Saint-Saëns: Piano Concertos (Chandos/Erato)
★★/★★★★ (out of five)
Camille Saint-Saëns was the first Frenchman to compose piano concertos. Of the five that he wrote between 1858 and 1886, only the second gets much play and one hears few claims that the rest are scandalously neglected. Some connoisseurs consider the fourth his best. Most agree that the fifth, a pastiche of tunes supposedly sung by Egyptian boatmen at Luxor, falls somewhere between embarrassing and irredeemable.
The Canadian pianist Louis Lortie and the young Frenchman Bertrand Chamayou have kicked off cycles of the concertos on their respective labels. Lortie, vastly experienced, plays 1, 2 and 4 on his release, never over-arguing the themes, allowing the listener to decide if they merit dusting off again in concert. Chamayou plays nos 2 and 5, interspersed with some little-known and truly delightful Etudes.
The point of direct comparison is the second concerto, a contest that Chamayou wins palms down. He brings a freshness to the interpretation, a sense of wonder and discovery. Emmanuel Krivine adopts flexible tempi and the Orchestra National de France play with something resembling passion. Lortie is more measured in his phrasing and neither the BBC Philharmonic nor conductor Edward Gardner sound like they’ve got the idiom.

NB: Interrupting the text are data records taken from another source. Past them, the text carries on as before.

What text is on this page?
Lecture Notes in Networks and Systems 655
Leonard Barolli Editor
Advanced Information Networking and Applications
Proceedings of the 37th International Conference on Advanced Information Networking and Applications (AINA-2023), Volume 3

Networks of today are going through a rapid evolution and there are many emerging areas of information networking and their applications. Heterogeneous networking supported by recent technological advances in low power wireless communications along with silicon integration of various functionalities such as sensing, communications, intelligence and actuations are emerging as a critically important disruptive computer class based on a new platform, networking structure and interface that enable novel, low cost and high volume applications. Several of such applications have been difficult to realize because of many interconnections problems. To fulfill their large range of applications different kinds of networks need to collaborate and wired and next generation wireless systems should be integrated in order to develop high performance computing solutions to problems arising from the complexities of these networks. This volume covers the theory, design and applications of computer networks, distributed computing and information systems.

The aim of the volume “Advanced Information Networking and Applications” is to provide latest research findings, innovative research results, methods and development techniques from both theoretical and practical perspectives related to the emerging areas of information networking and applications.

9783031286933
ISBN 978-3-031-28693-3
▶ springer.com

Lortie, however, is totally convincing and very enjoyable in the fourth concerto and is by no means to be discarded. Where Chamayou triumphs unexpectedly is in the fifth concerto, overcoming the cringe factor of a European imitating Arab music and giving full value to the composer’s invention. I’m left curious to hear Lortie’s next sortie and absolutely avid to hear Chamayou’s.